Resolved: Public health concerns justify compulsory immunization....offers some interesting definitional possibilities.
(Unless otherwise noted, definitions from Dictionary.com, which uses the Random House Unabridged Dictionary.)
"Health services to improve and protect community health, esp. sanitation, immunization, and preventive medicine."
Note the largely preventive nature of public health. Immunization is meant to prevent unnecessary sickness, suffering, and death. Note also that the word "public" is important. The agent of action in this resolution is the government, which brings social contract reasoning into play.
"something that relates or pertains to a person; business; affair"
"a matter that engages a person's attention, interest, or care, or that affects a person's welfare or happiness"

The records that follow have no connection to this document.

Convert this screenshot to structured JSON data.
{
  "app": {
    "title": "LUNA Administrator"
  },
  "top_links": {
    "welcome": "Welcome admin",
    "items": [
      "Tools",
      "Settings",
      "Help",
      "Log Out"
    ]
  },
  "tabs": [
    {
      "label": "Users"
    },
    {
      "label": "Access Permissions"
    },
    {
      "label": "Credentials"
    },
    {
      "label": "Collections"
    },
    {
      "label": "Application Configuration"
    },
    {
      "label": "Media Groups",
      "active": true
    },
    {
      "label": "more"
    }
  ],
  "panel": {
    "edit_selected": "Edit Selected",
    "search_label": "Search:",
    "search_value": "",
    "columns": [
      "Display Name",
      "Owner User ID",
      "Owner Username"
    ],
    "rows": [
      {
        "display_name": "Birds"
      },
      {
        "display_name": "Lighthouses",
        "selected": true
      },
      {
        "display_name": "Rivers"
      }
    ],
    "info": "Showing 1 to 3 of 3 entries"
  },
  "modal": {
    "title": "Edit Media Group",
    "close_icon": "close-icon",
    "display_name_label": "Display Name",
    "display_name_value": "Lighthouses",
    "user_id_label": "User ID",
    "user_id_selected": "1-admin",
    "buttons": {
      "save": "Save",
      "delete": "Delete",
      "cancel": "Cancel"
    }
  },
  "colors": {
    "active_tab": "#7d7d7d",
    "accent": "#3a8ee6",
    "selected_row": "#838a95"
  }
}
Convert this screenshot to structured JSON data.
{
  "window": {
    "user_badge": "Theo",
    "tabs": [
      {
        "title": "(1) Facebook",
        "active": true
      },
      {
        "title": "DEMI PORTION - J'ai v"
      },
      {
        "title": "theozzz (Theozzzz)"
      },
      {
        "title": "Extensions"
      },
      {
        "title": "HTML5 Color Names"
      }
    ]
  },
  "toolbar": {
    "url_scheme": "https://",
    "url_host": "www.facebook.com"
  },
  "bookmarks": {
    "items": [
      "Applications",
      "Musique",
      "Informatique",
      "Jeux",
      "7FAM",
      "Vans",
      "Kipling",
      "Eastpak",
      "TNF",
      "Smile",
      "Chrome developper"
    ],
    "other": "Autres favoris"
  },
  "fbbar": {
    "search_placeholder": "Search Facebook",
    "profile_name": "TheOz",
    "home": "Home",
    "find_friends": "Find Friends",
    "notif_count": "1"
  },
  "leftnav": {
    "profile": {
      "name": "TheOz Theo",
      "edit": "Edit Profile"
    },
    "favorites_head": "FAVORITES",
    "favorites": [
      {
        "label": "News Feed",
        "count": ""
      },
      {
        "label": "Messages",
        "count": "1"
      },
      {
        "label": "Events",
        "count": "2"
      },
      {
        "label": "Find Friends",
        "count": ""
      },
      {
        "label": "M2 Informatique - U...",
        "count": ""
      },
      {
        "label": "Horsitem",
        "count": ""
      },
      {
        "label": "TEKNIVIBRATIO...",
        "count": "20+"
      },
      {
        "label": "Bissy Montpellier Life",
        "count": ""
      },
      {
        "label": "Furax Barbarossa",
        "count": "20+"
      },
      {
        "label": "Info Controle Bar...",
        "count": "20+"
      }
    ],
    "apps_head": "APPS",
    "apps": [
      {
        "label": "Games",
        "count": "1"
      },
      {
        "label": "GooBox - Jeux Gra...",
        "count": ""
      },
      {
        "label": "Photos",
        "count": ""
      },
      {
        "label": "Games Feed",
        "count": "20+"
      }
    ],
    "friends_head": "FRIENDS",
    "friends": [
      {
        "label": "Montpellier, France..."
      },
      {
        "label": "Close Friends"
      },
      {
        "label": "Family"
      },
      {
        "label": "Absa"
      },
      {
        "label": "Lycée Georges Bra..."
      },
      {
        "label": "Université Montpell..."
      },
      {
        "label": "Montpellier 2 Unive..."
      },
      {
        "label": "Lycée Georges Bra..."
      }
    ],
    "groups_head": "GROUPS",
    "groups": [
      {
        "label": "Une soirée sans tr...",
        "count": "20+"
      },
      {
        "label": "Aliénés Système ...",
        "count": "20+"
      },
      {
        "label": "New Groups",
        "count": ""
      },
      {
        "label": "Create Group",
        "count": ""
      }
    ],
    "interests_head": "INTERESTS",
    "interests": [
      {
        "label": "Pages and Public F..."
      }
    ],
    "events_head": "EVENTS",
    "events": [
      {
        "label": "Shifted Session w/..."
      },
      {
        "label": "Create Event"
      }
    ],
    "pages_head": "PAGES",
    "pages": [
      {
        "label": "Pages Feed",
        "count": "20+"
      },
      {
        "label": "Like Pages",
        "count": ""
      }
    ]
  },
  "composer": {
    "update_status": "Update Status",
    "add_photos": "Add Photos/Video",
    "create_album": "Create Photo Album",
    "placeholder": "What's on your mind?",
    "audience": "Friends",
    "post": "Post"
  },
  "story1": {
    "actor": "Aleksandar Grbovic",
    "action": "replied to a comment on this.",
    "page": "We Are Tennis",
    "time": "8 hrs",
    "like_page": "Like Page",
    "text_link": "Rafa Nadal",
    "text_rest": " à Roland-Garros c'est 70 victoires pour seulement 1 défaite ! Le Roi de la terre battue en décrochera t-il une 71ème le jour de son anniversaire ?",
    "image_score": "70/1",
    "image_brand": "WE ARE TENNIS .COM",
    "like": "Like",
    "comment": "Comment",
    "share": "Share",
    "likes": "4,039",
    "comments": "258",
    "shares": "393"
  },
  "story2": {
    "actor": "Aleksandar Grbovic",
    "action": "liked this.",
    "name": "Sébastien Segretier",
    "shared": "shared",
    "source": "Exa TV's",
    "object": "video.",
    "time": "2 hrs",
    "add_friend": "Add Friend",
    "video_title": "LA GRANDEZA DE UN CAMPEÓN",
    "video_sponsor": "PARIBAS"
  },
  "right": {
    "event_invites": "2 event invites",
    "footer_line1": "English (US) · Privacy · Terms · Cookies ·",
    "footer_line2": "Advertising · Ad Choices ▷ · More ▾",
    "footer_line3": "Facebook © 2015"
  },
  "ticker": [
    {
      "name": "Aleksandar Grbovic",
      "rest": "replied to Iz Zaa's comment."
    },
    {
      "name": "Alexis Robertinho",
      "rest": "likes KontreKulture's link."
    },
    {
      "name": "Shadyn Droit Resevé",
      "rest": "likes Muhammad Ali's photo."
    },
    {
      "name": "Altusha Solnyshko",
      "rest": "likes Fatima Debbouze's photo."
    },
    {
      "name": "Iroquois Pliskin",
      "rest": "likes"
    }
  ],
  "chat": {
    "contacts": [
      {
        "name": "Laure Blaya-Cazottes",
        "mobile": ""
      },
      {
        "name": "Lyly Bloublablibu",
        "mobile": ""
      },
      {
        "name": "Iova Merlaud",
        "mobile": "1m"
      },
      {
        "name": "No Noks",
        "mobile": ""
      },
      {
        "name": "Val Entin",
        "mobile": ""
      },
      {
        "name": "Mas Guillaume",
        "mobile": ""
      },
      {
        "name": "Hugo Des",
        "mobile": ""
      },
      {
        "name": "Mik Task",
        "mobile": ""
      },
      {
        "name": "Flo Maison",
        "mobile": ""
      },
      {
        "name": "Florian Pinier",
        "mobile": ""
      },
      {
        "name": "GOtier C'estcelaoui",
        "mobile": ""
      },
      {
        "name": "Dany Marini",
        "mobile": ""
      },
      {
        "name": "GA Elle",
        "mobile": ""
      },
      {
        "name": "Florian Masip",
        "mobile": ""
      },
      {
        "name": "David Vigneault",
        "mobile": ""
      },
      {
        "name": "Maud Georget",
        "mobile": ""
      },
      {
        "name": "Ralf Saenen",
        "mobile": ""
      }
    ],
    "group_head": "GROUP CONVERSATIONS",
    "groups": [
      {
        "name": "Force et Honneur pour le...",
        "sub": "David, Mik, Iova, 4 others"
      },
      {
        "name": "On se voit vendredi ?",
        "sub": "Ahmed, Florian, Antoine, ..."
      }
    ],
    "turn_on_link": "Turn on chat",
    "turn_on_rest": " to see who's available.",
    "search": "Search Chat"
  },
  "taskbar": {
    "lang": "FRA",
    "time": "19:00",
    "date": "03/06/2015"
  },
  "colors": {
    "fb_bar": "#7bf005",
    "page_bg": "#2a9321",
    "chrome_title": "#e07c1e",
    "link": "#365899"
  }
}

This is a particularly prickly word for the affirmative. Although "concern" carries a connotation of anxiety or worry, negatives might argue that the term is vague, and (as a general principle) doesn't rise to the level, say, of an emergency. Affirmatives would do well to combine the above definition of "public health" with the first definition of "concern"--arguing that the very business of "public health" is that of prevention through, among other things, immunization. (Also, they should point out that governments rarely compel trivial immunizations, trying to block out negative arguments about wholesale rights-trampling.
The two major senses of justification may lead to completely different kinds of arguments. Those (especially on the negative) defining the argument in terms of rights will use the first sense: "to show (an act, claim, statement, etc.) to be just or right."
Those advocating a utilitarian approach might use the second definition: "to defend or uphold as warranted or well-grounded." This is much, much broader, and works with a wide array of criteria, including cost-benefit analyses.
The resolution offers no bright line for how immunizations might be compelled: through fines or taxes? Through force? Affirmatives will want to look at the history of compulsory immunization for examples of how governments usually go about it.
Note: a phrase that isn't found in the resolution, but is critical for both sides to understand, is "herd immunity"--the idea that when enough members of a community are resistant to infection, it will effectively disappear in a population, protecting even those members (like conscientious objectors) who refuse to be vaccinated. The threshold is usually above 80%. The aff will argue that, historically, reaching the threshold has required government meddling, if not outright compulsion.